Like a good wife and mother, she felt guilty about both, also.
But, oh, yesterday had been so hard!
All she’d wanted to do was curl up into a tight ball of misery and sleep for about six months, in the hope that when she woke up again, the pain would have gone away and the rest of her life would miraculously make sense.
But you couldn’t do that. Children didn’t let you.
She loved Abby and Tyler so much, and since leaving MJ she’d been feeling it in her heart and her stomach and her bones to an almost feverish extent. She wanted to hug them against her body fifty times a day. She wanted to gaze and gaze at them. Her marriage to MJ had been worthwhile a hundred times over, no matter how ugly their divorce might be, because of these two.
She’d been saying “I love you” so often that at one point yesterday Abby had sighed theatrically, put her hands on her hips and told her, “We know that, Mommy.”
She loved them, but they were exhausting, and the little guilt monitor in the back of her brain kept telling her that she’d taken the easy way out, until now.
Taken the trophy wife way out, by leaving the kids with Maura or, before her, Kate and Robyn and Sveta, for hours and hours at a stretch, paying for endless mommy-and-me classes and toddler gym classes and toddler swim classes, so that—whether it was mommy and me, which it was sometimes, or Nanny and me, which it was too often—the kids were packaged into organized activities that left most of the real work to someone else.
Since leaving MJ was so much about not wanting to be a trophy wife anymore, she couldn’t take the easy way out now.
Oh, she wasn’t such an idealistic fool as to be attempting this without MJ’s money behind her. She’d married him in the first place as an escape from the grinding poverty trap, and she had no intention of taking a step backward into the trap’s evil jaws. But she was going to be as honorable about it as she could, taking only enough from him to ensure that his children were raised in the comfort and security he would want for them. Would insist on, in fact.
She wasn’t awarding herself very many points for this attitude, right now, but, still, it was something. It was better than she’d seen from some of the other women in her circle—like Anna, for example, who’d openly spoken of taking her ex to the cleaners, whether to anyone else’s eye the man deserved it or not.
The day went by.
Slow.
Boring.
Exhausting.
Punctuated by tiny diamond moments of rightness that she tried to lock into her memory to treasure later on.
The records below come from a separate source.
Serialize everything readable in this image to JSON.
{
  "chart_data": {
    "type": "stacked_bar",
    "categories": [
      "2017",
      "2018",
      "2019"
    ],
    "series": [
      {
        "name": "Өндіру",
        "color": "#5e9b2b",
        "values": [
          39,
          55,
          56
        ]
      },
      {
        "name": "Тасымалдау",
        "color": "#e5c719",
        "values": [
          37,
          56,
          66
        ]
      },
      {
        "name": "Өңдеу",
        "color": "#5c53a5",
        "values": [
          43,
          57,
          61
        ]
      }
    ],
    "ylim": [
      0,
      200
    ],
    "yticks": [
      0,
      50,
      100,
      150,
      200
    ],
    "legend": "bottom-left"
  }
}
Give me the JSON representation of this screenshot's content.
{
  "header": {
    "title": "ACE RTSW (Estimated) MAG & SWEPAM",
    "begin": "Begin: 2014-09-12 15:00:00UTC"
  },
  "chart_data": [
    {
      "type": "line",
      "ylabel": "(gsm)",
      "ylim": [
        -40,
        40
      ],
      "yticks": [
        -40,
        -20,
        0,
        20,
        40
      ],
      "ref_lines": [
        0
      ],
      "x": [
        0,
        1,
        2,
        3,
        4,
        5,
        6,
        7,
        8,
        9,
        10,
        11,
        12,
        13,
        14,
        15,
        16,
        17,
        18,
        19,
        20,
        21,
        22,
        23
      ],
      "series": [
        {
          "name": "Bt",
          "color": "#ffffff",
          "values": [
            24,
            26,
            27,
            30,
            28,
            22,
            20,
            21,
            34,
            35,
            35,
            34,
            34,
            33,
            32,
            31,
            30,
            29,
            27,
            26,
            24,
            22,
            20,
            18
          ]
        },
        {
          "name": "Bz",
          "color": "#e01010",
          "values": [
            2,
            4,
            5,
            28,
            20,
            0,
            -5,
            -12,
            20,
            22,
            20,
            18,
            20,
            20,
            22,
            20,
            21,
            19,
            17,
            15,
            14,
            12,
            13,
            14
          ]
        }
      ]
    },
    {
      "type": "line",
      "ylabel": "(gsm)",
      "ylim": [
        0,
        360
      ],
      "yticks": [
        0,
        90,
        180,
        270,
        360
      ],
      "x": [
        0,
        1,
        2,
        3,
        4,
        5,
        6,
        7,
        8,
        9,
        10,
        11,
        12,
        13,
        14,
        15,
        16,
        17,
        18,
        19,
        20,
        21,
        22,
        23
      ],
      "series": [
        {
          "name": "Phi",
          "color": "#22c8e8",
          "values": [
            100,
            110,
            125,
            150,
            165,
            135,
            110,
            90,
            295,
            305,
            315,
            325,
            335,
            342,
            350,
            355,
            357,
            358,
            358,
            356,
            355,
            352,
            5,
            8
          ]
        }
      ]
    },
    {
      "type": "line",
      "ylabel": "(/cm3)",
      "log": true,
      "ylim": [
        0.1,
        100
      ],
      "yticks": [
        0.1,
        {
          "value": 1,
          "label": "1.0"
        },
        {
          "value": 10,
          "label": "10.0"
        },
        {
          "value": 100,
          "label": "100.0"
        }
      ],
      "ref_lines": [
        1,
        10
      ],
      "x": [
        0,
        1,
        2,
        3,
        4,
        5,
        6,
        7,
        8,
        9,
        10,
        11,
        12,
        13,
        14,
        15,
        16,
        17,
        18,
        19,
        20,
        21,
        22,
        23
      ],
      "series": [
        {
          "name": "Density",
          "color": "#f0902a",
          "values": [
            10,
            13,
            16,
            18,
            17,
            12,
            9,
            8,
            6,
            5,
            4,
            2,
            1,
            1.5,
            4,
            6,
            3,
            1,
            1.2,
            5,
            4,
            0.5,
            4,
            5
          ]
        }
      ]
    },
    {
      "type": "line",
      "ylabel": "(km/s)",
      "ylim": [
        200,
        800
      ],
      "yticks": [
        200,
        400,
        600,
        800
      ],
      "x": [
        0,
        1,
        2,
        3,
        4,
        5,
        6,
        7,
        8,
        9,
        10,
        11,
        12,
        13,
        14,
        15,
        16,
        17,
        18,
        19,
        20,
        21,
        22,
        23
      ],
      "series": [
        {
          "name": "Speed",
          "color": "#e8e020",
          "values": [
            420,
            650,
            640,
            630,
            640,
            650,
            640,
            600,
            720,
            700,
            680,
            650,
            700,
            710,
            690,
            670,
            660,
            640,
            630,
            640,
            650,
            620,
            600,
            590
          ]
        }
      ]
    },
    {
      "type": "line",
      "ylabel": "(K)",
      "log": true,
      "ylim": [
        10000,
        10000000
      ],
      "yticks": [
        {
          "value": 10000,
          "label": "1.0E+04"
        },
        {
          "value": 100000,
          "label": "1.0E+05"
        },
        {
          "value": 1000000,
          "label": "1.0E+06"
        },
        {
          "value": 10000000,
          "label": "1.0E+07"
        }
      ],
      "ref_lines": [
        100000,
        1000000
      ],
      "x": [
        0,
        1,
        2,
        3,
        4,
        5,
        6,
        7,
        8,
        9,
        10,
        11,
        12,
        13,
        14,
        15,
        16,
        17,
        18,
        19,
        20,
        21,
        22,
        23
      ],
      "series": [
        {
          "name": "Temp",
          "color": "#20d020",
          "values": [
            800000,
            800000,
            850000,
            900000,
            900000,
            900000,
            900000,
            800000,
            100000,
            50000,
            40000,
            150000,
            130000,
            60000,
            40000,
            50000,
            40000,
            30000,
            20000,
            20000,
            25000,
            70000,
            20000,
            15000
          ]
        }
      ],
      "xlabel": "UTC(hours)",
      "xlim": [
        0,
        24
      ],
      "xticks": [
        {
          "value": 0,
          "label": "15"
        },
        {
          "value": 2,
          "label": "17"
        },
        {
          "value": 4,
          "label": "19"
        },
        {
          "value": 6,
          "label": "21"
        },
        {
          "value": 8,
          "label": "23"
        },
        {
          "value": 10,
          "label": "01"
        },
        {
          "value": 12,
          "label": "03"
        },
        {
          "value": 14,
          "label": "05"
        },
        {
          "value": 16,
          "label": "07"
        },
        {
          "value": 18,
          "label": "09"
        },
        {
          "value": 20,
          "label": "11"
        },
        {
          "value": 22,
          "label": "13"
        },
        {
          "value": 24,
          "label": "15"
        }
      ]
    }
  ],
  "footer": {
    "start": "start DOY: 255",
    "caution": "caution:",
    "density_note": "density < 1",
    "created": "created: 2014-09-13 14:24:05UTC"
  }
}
Abby singing a cheesy pop song to Tyler in the backseat of the car on the way to the store, her little four-year-old vocal cords valiantly attempting to mimic the electronic yodeling sound. Both of them with dabs of cookie dough on their noses when she let them lick the spoon and the bowl. The short-lived interlude of peace when they sat down at the table and ate the cookies, with milk for the children and a mug of steaming coffee for herself.
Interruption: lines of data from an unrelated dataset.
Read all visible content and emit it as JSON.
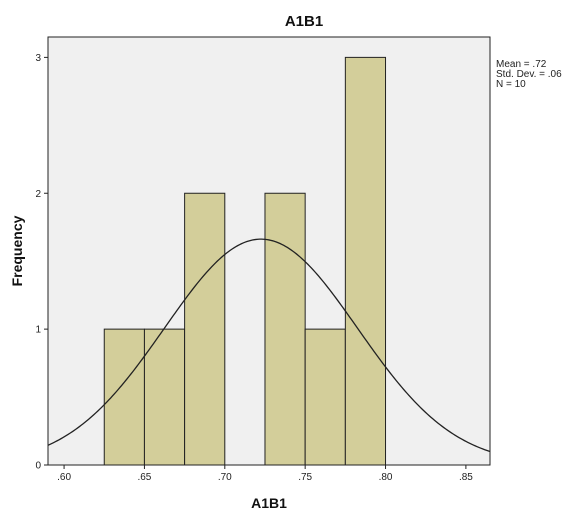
{
  "chart_data": {
    "type": "bar",
    "title": "A1B1",
    "xlabel": "A1B1",
    "ylabel": "Frequency",
    "xlim": [
      0.59,
      0.865
    ],
    "ylim": [
      0,
      3.15
    ],
    "x_ticks": [
      0.6,
      0.65,
      0.7,
      0.75,
      0.8,
      0.85
    ],
    "x_tick_labels": [
      ".60",
      ".65",
      ".70",
      ".75",
      ".80",
      ".85"
    ],
    "y_ticks": [
      0,
      1,
      2,
      3
    ],
    "y_tick_labels": [
      "0",
      "1",
      "2",
      "3"
    ],
    "bins": [
      {
        "x0": 0.625,
        "x1": 0.65,
        "count": 1
      },
      {
        "x0": 0.65,
        "x1": 0.675,
        "count": 1
      },
      {
        "x0": 0.675,
        "x1": 0.7,
        "count": 2
      },
      {
        "x0": 0.7,
        "x1": 0.725,
        "count": 0
      },
      {
        "x0": 0.725,
        "x1": 0.75,
        "count": 2
      },
      {
        "x0": 0.75,
        "x1": 0.775,
        "count": 1
      },
      {
        "x0": 0.775,
        "x1": 0.8,
        "count": 3
      }
    ],
    "normal_curve": {
      "mean": 0.7225,
      "std_dev": 0.06,
      "n": 10,
      "bin_width": 0.025
    },
    "stats_lines": [
      "Mean = .72",
      "Std. Dev. = .06",
      "N = 10"
    ],
    "grid": false,
    "colors": {
      "bar_fill": "#d3ce9a",
      "bar_stroke": "#222222",
      "plot_bg": "#f0f0f0",
      "curve": "#222222"
    }
  }
}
When Tyler went down for a nap, her first thought was simply “Thank heaven!” but when she turned to look back at him in the twin single bed that seemed so big for him and found his eyes already drifting shut, she had to pause and just watch him for a few moments because he was so precious and beautiful. His taffy-brown hair was so silky and fine on the pillow. His cheeks were so plump and pink.
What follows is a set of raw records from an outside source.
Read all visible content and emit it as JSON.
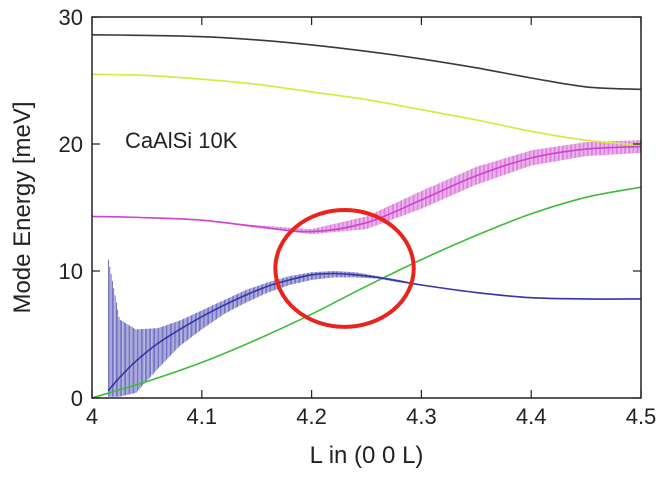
{
  "chart_data": {
    "type": "line",
    "title": "",
    "xlabel": "L in (0 0 L)",
    "ylabel": "Mode Energy  [meV]",
    "xlim": [
      4.0,
      4.5
    ],
    "ylim": [
      0,
      30
    ],
    "x_ticks": [
      4.0,
      4.1,
      4.2,
      4.3,
      4.4,
      4.5
    ],
    "x_tick_labels": [
      "4",
      "4.1",
      "4.2",
      "4.3",
      "4.4",
      "4.5"
    ],
    "y_ticks": [
      0,
      10,
      20,
      30
    ],
    "y_tick_labels": [
      "0",
      "10",
      "20",
      "30"
    ],
    "grid": false,
    "legend": "none",
    "annotation_text": "CaAlSi  10K",
    "annotation_pos": [
      4.03,
      19.7
    ],
    "highlight_circle": {
      "cx": 4.23,
      "cy": 10.2,
      "rx": 0.063,
      "ry": 4.6,
      "color": "#e8241c"
    },
    "series": [
      {
        "color": "#3a3a3a",
        "x": [
          4.0,
          4.05,
          4.1,
          4.15,
          4.2,
          4.25,
          4.3,
          4.35,
          4.4,
          4.45,
          4.5
        ],
        "y": [
          28.6,
          28.55,
          28.45,
          28.2,
          27.8,
          27.3,
          26.7,
          26.0,
          25.2,
          24.5,
          24.3
        ]
      },
      {
        "color": "#d8e83c",
        "x": [
          4.0,
          4.05,
          4.1,
          4.15,
          4.2,
          4.25,
          4.3,
          4.35,
          4.4,
          4.45,
          4.5
        ],
        "y": [
          25.5,
          25.4,
          25.1,
          24.7,
          24.1,
          23.5,
          22.7,
          21.9,
          21.0,
          20.3,
          19.9
        ]
      },
      {
        "color": "#cc44cc",
        "x": [
          4.0,
          4.05,
          4.1,
          4.15,
          4.2,
          4.25,
          4.3,
          4.35,
          4.4,
          4.45,
          4.5
        ],
        "y": [
          14.3,
          14.2,
          14.0,
          13.5,
          13.1,
          13.8,
          15.6,
          17.5,
          18.9,
          19.6,
          19.8
        ],
        "band": [
          0,
          0,
          0,
          0.1,
          0.2,
          0.5,
          0.7,
          0.7,
          0.6,
          0.55,
          0.5
        ]
      },
      {
        "color": "#3cbc3c",
        "x": [
          4.0,
          4.05,
          4.1,
          4.15,
          4.2,
          4.25,
          4.3,
          4.35,
          4.4,
          4.45,
          4.5
        ],
        "y": [
          0.0,
          1.3,
          2.8,
          4.6,
          6.6,
          8.8,
          10.9,
          12.8,
          14.5,
          15.8,
          16.6
        ]
      },
      {
        "color": "#3535a8",
        "x": [
          4.015,
          4.025,
          4.04,
          4.06,
          4.08,
          4.1,
          4.12,
          4.14,
          4.16,
          4.18,
          4.2,
          4.22,
          4.24,
          4.26,
          4.28,
          4.3,
          4.35,
          4.4,
          4.45,
          4.5
        ],
        "y": [
          0.6,
          1.6,
          2.9,
          4.3,
          5.4,
          6.4,
          7.3,
          8.1,
          8.8,
          9.3,
          9.7,
          9.8,
          9.7,
          9.5,
          9.2,
          8.9,
          8.3,
          7.9,
          7.8,
          7.8
        ],
        "band_low": [
          0.1,
          0.1,
          0.4,
          2.3,
          4.1,
          5.4,
          6.6,
          7.5,
          8.3,
          8.9,
          9.3,
          9.5,
          9.5,
          9.4,
          9.1,
          8.9,
          8.3,
          7.9,
          7.8,
          7.8
        ],
        "band_high": [
          10.9,
          6.2,
          5.4,
          5.5,
          6.1,
          6.9,
          7.7,
          8.5,
          9.1,
          9.6,
          9.9,
          10.0,
          9.9,
          9.6,
          9.3,
          8.9,
          8.3,
          7.9,
          7.8,
          7.8
        ]
      }
    ]
  }
}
They were so easy to love when they were asleep. Tyler would be giving up the daytime nap soon, because it had begun to push his bedtime at night later and later. For now, the time was precious. He was adorable … and thank goodness she had a break from him.
At six in the evening, just as she’d managed to get a home-cooked meal of spaghetti with meat sauce onto the table, there was a text from MJ. Coming tonight. Away early. Get to you nine-ish.
Tonight?
“There are bits in this,” Abby said. She was frowning and indignant about it, and her blond ponytail needed refastening or she would end up with dinner in her hair.
“Sorry, sweetheart,” Alicia said as she jumped up to rewind the bright pink elastic.
“Bits,” Abby repeated, as she submitted to the procedure. “Of stuff. In the sauce.”
So much for Alicia’s attempt to insert stealth vegetables by chopping them up small. The weird thing was, Abby and Tyler both liked raw vegetable sticks with store-bought dips.
“It’s just carrot and celery,” she said, sitting down again. “I don’t like sara-lee.”
“Yes, you do.”
“Not cooked.”
“Well, how about I put a blindfold on you, and then you won’t know it’s there.” She jumped up again—even though her legs didn’t want to move for a second time, with MJ’s text still echoing through her mind and draining her strength—and pretended to get a dish towel to tie over Abby’s face.